You know where your loyalty lies and it is not with the people on the outside.
Far more dangerous than the physical harm CrossFit inflicts is the mental damage. CrossFit fills an existential, an intellectual or a social vacuum, and in doing so, makes us forget what it was to think for ourselves.
By propagating the hierarchy mindset, conversation, criticism, challenge and debate are all depressed.
Only by placing yourself outside of the hierarchy can you question their methods, think about their impact and confirm the truth (or falsity) of their methods.
It requires a level of detachment. You should be prepared to speak up, and if needs be, walk away when the motives and conduct of what you see come into question. It requires a certain amount of courage in the face of often overwhelming pressure from those around you. It requires you to be willing to turn your back on what is detrimental to you and to others.
But once you’re in and invested, it’s hard to pull out. It’s hard to detach yourself from a community when you are immersed in it.
“Error culture” is a phrase coined by Gerd Gigerenzer.
There are two forms. Negative and positive.
A negative error culture prefers agreement and acceptance. It punishes dissension, the breaking of arbitrary rules and the revealing of mistakes and inefficiencies..
Positive cultures have systems in place that encourage feedback, that reward helpful observation and constructive criticism. They willingly seek out errors so they can capitalise on them.
Negative cultures squash openness and dialogue. Positive culture sincerely encourage them.
With human beings, the behaviour you get is the behaviour you reward for.
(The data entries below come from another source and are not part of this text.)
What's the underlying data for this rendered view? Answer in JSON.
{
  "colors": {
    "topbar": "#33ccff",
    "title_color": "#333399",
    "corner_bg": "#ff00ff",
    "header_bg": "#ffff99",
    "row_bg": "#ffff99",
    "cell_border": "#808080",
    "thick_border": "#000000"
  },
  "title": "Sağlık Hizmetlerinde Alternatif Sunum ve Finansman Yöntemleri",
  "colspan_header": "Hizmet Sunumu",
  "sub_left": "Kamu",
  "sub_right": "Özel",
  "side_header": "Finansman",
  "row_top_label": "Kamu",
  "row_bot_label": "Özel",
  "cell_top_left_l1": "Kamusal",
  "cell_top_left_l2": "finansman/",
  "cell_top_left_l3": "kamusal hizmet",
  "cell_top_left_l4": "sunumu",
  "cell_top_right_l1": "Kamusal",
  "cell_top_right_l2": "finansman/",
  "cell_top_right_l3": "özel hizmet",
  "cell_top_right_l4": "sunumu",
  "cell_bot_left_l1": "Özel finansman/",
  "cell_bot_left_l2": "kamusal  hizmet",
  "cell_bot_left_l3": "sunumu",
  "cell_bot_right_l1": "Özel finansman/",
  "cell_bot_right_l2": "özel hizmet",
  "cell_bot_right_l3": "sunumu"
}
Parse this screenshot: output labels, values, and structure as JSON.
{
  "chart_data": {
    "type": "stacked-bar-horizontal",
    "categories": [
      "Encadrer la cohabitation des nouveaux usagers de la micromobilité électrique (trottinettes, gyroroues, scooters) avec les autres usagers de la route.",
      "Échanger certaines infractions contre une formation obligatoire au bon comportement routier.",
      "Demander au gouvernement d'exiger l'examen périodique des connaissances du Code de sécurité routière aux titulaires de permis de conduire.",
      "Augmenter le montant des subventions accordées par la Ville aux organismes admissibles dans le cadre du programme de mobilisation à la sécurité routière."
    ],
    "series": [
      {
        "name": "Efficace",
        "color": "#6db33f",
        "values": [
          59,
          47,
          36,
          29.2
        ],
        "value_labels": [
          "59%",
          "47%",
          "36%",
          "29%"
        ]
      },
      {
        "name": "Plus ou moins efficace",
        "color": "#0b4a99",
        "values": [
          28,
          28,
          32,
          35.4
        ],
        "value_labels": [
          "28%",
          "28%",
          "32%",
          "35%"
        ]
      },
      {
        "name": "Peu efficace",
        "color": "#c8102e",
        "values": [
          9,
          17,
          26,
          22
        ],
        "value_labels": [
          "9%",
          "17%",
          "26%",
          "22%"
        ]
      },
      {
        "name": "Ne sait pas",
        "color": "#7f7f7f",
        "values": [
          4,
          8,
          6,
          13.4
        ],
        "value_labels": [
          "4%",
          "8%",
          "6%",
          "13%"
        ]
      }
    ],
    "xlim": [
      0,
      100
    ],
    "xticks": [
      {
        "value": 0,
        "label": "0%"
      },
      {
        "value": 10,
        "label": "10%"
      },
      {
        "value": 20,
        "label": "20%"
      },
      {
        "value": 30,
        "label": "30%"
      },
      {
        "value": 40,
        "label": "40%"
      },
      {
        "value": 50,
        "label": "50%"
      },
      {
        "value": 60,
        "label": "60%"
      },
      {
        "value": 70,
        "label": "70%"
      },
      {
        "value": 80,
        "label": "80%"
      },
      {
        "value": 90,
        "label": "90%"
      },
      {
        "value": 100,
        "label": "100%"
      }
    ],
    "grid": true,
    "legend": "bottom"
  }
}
In a community that fosters the hierarchy mindset, the behaviour that is rewarded is loyalty and rigid adherence to the socially accepted behaviours and ideas. No matter how illogical and ludicrous.
In an organisation that encourages everyone to think for themselves, you get a community based on openness, on equality. An organisation united in it’s search for what is best.
I’ll leave you to decide which ideal CrossFit achieves.